Toward feedback-controlled anesthesia: voltammetric measurement of propofol (2,6-diisopropylphenol) in serum-like electrolyte solutions

Propofol is a widely used, potent intravenous anesthetic for ambulatory anesthesia and long-term sedation. The target steady state concentration of propofol in blood is 0.25-10 μg/mL (1-60 μM). Although propofol can be oxidized electrochemically, monitoring its concentration in biological matrixes is very challenging due to (i) low therapeutic concentration, (ii) high concentrations of easily oxidizable interfering compounds in the sample, and (iii) fouling of the working electrode. In this work we report the performance characteristics of an organic film coated glassy carbon (GC) electrode for continuous monitoring of propofol. The organic film (a plasticized PVC membrane) improved the detection limit and the selectivity of the voltammetric sensor due to the large difference in hydrophobicity between the analyte (propofol) and interfering compounds of the sample, e.g., ascorbic acid (AA) or p-acetamidophenol (APAP). Furthermore, the membrane coating prevented electrode fouling and served as a protective barrier against electrode passivation by proteins. Studies revealed that sensitivity and selectivity of the voltammetric method is greatly influenced by the composition of the PVC membrane. The detection limit of the membrane-coated sensor for propofol in PBS is reported as 0.03 ± 0.01 μM. In serum-like electrolyte solutions containing physiologically relevant levels of albumin (5%) and 3 mM AA and 1 mM APAP as interfering agents, the detection limit was 0.5 ± 0.4 μM. Both values are below the target concentrations used clinically during anesthesia or sedation.

Electrochemical quantification of 2,6-diisopropylphenol (propofol)

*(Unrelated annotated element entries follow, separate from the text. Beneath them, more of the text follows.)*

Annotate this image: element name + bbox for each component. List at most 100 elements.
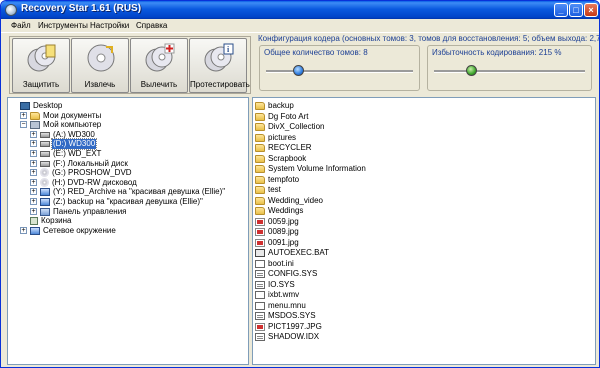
file-list-pane[interactable]: backup Dg Foto Art DivX_Collection pictures…	[252, 97, 596, 365]
file-name: CONFIG.SYS	[268, 269, 318, 278]
menu-bar: Файл Инструменты Настройки Справка	[1, 19, 599, 33]
desktop-icon	[20, 102, 30, 110]
expand-toggle[interactable]: +	[20, 111, 27, 119]
file-list-item[interactable]: Wedding_video	[255, 196, 324, 206]
network-icon	[30, 226, 40, 235]
file-name: SHADOW.IDX	[268, 332, 320, 341]
drive-icon	[40, 141, 50, 148]
file-list-item[interactable]: Dg Foto Art	[255, 112, 309, 122]
expand-toggle[interactable]: +	[30, 159, 37, 167]
test-button[interactable]: i Протестировать	[189, 38, 250, 93]
expand-toggle[interactable]: +	[30, 169, 37, 177]
image-file-icon	[255, 238, 265, 247]
title-bar[interactable]: Recovery Star 1.61 (RUS) _ □ ×	[1, 1, 599, 19]
volumes-slider-track[interactable]	[266, 70, 413, 73]
file-name: AUTOEXEC.BAT	[268, 248, 330, 257]
tree-item-label: (E:) WD_EXT	[53, 149, 102, 158]
drive-icon	[40, 151, 50, 157]
file-name: boot.ini	[268, 258, 294, 268]
file-name: IO.SYS	[268, 279, 295, 289]
extract-button[interactable]: Извлечь	[71, 38, 129, 93]
folder-icon	[255, 186, 265, 194]
file-list-item[interactable]: pictures	[255, 133, 297, 143]
menu-help[interactable]: Справка	[136, 21, 167, 30]
expand-toggle[interactable]: +	[30, 150, 37, 157]
batch-file-icon	[255, 249, 265, 257]
tree-item-label: (F:) Локальный диск	[53, 158, 128, 168]
folder-tree-pane[interactable]: Desktop + Мои документы − Мой компьютер + (A:)…	[7, 97, 249, 365]
expand-toggle[interactable]: +	[30, 188, 37, 196]
file-list-item[interactable]: 0089.jpg	[255, 227, 300, 237]
image-file-icon	[255, 322, 265, 331]
folder-icon	[255, 207, 265, 215]
file-name: Scrapbook	[268, 153, 307, 163]
expand-toggle[interactable]: +	[30, 140, 37, 148]
expand-toggle[interactable]: +	[30, 178, 37, 186]
expand-toggle[interactable]: +	[30, 198, 37, 205]
file-list-item[interactable]: Weddings	[255, 206, 304, 216]
protect-button[interactable]: Защитить	[12, 38, 70, 93]
ini-file-icon	[255, 259, 265, 268]
file-list-item[interactable]: PICT1997.JPG	[255, 322, 323, 332]
folder-icon	[255, 165, 265, 173]
extract-label: Извлечь	[84, 80, 116, 89]
minimize-button[interactable]: _	[554, 3, 568, 17]
file-list-item[interactable]: ixbt.wmv	[255, 290, 300, 300]
system-file-icon	[255, 270, 265, 278]
expand-toggle[interactable]: +	[30, 207, 37, 215]
file-list-item[interactable]: tempfoto	[255, 175, 300, 185]
expand-toggle[interactable]: +	[30, 130, 37, 138]
file-name: tempfoto	[268, 174, 300, 184]
heal-label: Вылечить	[140, 80, 178, 89]
file-list-item[interactable]: RECYCLER	[255, 143, 313, 153]
redundancy-slider-track[interactable]	[434, 70, 585, 73]
file-list-item[interactable]: Scrapbook	[255, 154, 307, 164]
menu-tools[interactable]: Инструменты	[38, 21, 88, 30]
file-list-item[interactable]: IO.SYS	[255, 280, 296, 290]
folder-icon	[30, 111, 40, 120]
menu-settings[interactable]: Настройки	[90, 21, 129, 30]
file-name: Dg Foto Art	[268, 111, 309, 121]
file-list-item[interactable]: System Volume Information	[255, 164, 367, 174]
file-list-item[interactable]: SHADOW.IDX	[255, 332, 320, 342]
file-list-item[interactable]: AUTOEXEC.BAT	[255, 248, 330, 258]
expand-toggle[interactable]: +	[20, 226, 27, 234]
file-list-item[interactable]: test	[255, 185, 282, 195]
file-list-item[interactable]: boot.ini	[255, 259, 295, 269]
test-disk-icon: i	[204, 43, 234, 72]
file-list-item[interactable]: CONFIG.SYS	[255, 269, 318, 279]
file-list-item[interactable]: backup	[255, 101, 295, 111]
tree-item-label: Панель управления	[53, 206, 127, 216]
menu-file[interactable]: Файл	[11, 21, 31, 30]
file-list-item[interactable]: 0091.jpg	[255, 238, 300, 248]
file-name: menu.mnu	[268, 300, 306, 310]
file-name: MSDOS.SYS	[268, 311, 316, 320]
tree-item-label: Корзина	[41, 216, 72, 226]
redundancy-slider-thumb[interactable]	[466, 65, 478, 76]
maximize-button[interactable]: □	[569, 3, 583, 17]
file-list-item[interactable]: DivX_Collection	[255, 122, 325, 132]
file-name: 0091.jpg	[268, 237, 299, 247]
file-name: System Volume Information	[268, 164, 366, 173]
folder-icon	[255, 112, 265, 121]
tree-item-label: (Z:) backup на "красивая девушка (Ellie)…	[53, 197, 203, 206]
heal-button[interactable]: Вылечить	[130, 38, 188, 93]
video-file-icon	[255, 291, 265, 299]
control-panel-icon	[40, 207, 50, 216]
volumes-slider-thumb[interactable]	[293, 65, 305, 76]
folder-icon	[255, 175, 265, 184]
system-file-icon	[255, 333, 265, 341]
file-list-item[interactable]: menu.mnu	[255, 301, 307, 311]
close-button[interactable]: ×	[584, 3, 598, 17]
file-list-item[interactable]: 0059.jpg	[255, 217, 300, 227]
computer-icon	[30, 121, 40, 130]
collapse-toggle[interactable]: −	[20, 121, 27, 129]
tree-item-label: Сетевое окружение	[43, 225, 116, 235]
protect-disk-icon	[27, 44, 56, 72]
file-name: PICT1997.JPG	[268, 321, 322, 331]
file-name: pictures	[268, 132, 297, 142]
file-list-item[interactable]: MSDOS.SYS	[255, 311, 317, 321]
tree-item-label: Мои документы	[43, 110, 102, 120]
encoder-config-group: Конфигурация кодера (основных томов: 3, …	[258, 34, 599, 94]
menu-file-icon	[255, 301, 265, 310]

2,6-Diisopropylphenol (propofol) is a potent anesthetic drug with fast onset of the anesthetic effect and short recovery time for the patients. Outside of the United States, propofol is widely used in performing target controlled infusion anesthesia. With the long term vision of an electrochemical sensor for in vivo monitoring and feedback controlled dosing of propofol in blood, different alternatives for the electrochemical quantification of propofol using diverse working electrodes and experimental conditions are presented in this contribution. When the electrochemical oxidation of propofol takes place on a glassy carbon working electrode, an electrochemically active film grows on the electrode surface. The reduction current of the film is proportional to the propofol concentration and the accumulation time. Based on these findings a stripping analytical method was developed for the detection of propofol in acidic solutions between 0 and 30 μM, with a detection limit of 5.5±0.4 μM. By restricting the scanned potential window between 0.5 V and 1.0 V in cyclic voltammetric experiments, the formation of the electrochemically active polymer can be prevented. This allowed the development of a direct voltammetric method for assessing propofol in acidic solutions between 0 and 30 μM, with a 3.2±0.1 μM (n=3) detection limit. The stripping method has a better sensitivity but somewhat worse reproducibility because the electrode surface has to be renewed between each experiment. The direct method does not require the renewal of the electrode surface between measurements but has no adequate selectivity towards the common interfering compounds.